Elle n’avait pourtant pas assisté à leur rencontre, ni à ce déjeuner où la jeune femme avait réussi à imposer le poète, lequel prononça un vibrant éloge du marché d’Octeville, le mettant très haut pour ses ressources sensorielles, olfactives notamment, plus haut encore que celui de Sainte-Cécile. Elle s’était épargné le soupçon que ce dithyrambe visât à rendre hommage à l’hôtesse improvisée. Certes, Bathurst et Dermot faisaient déjà une paire d’amis, quand Anissa débarqua vers la fin de l’après-midi ils en étaient à leur dixième tour de jardin après avoir passé quatre heures dans l’atelier et descendu quelques Wrasslers, pendant que Nestor remportait la belle sur TOTO481, personne apparemment ne se doutait de rien, mais cela sautait aux yeux, Bathurst kiffait Chloé.

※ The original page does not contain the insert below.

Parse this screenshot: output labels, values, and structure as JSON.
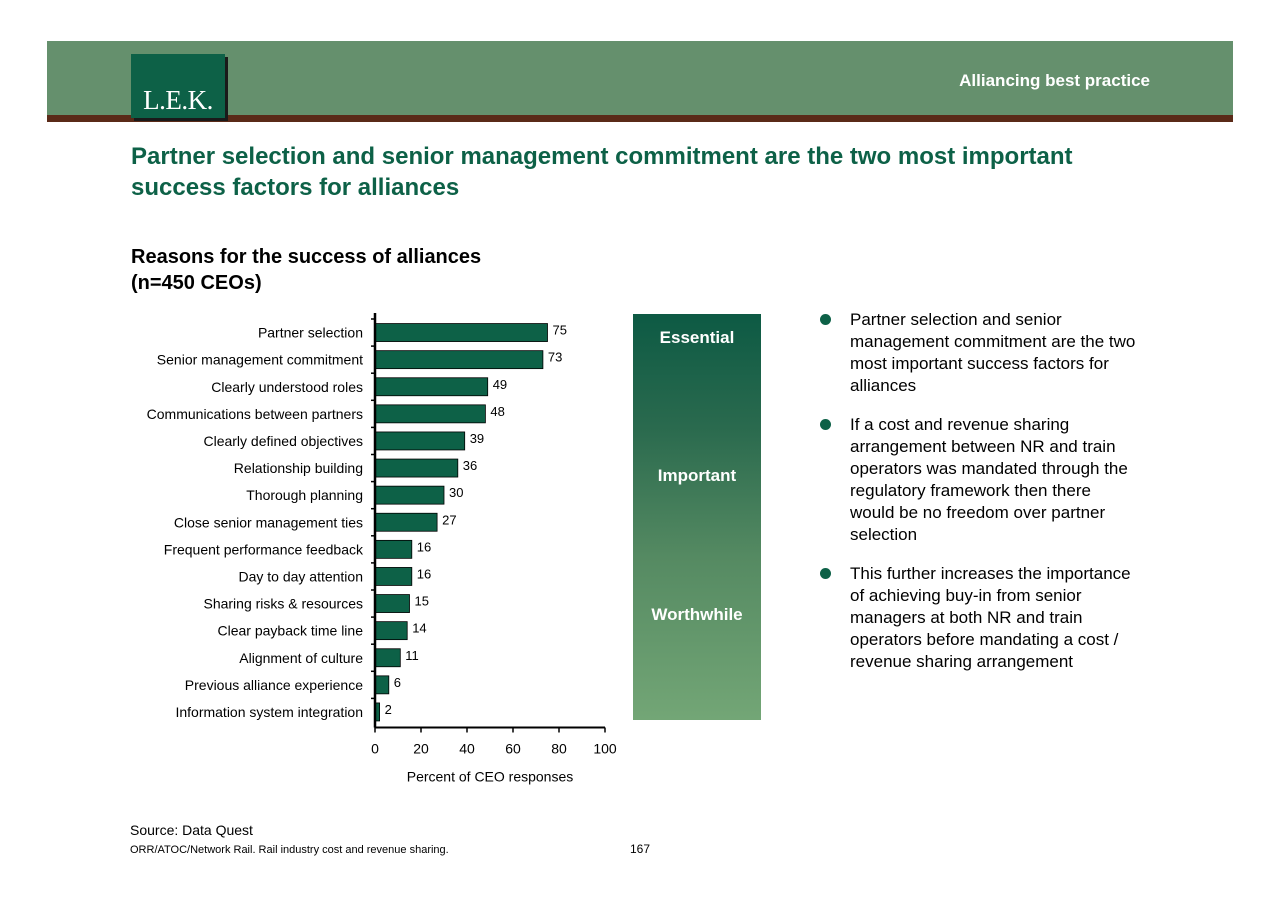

Ignorant le secret de Dermot, Anissa ne pouvait savoir que le peintre était allé jusqu’à confier au poète ses appréhensions irraisonnées. Elle ne comprit pas non plus le regard inquiet de Chloé quand, à l’apéritif, Dermot proposa à Bathurst de goûter son Barry Crockett : c’est qu’elle se demandait, peur tout aussi mal fondée, si ce whiskey n’avait pas contribué au déclenchement de la première crise. Bathurst le déclara somptueux. Il jugeait en connaisseur, comme le prouva l’échange qui suivit avec Dermot et Tony (Anissa se réjouit de le voir enfin arriver, accompagné d’Amandine, une fille cool), et où l’on compara les pure malt irlandais et écossais, rivalisant de lyrisme et de mauvaise foi. Chloé resplendissait, Anissa picolait, se goinfrait d’amuse-gueule, elle avait presque oublié son chagrin.

Au dîner, elle fut à son affaire. On causa photographie. Le projet Solos émerveilla Bathurst. Là encore, Anissa eut l’impression que ses effusions débordaient sur Chloé, leur vraie destinataire. Elle savoura quand même des encouragements et des compliments si bien sentis. Prié de s’exprimer sur sa propre activité de photographe, le poète aveugle fut beaucoup plus réservé, presque timide. Il osa cependant se moquer des artistes qui voyaient trop bien ce qu’ils faisaient. On parla du flou, du bougé, du hasard. Des reflets, aussi. Il loua le travail de Florence White, exemplaire par sa rigueur et sa sensibilité, gages d’ouverture en somme, un travail qui provoquait le dialogue au point de lui avoir inspiré quelques babioles, des poèmes écrits à l’aveugle. Puis on évoqua Oliver Sacks. Anissa depuis un moment était songeuse. Que se serait-il passé si Bathurst avait pu voir les yeux de Chloé ? Mais quelle question ! C’était comme les photos de Florence White ou les tableaux de Dermot : il les voyait.

On but encore, et devant Nestor mi-fâché, mi-ravi, Tony révéla enfin qui était TOTO481, tout en félicitant le jeune vainqueur. Je suis bête, j’aurais dû m’en douter, dit celui-ci, mais pourquoi 481 ? Parce que c’est le code Insee d’Octeville. Le code postal aurait été trop parlant.

Bathurst, on l’avait deviné, était joueur de go. Mais Chloé interrompit leur conversation pour envoyer Nestor au lit.

– Mais y a pas école ! C’est les vacances !

– Il est très tard, mon bonhomme. Dis au revoir et va faire des yeux pour demain.

L’expression acheva de conquérir l’aveugle.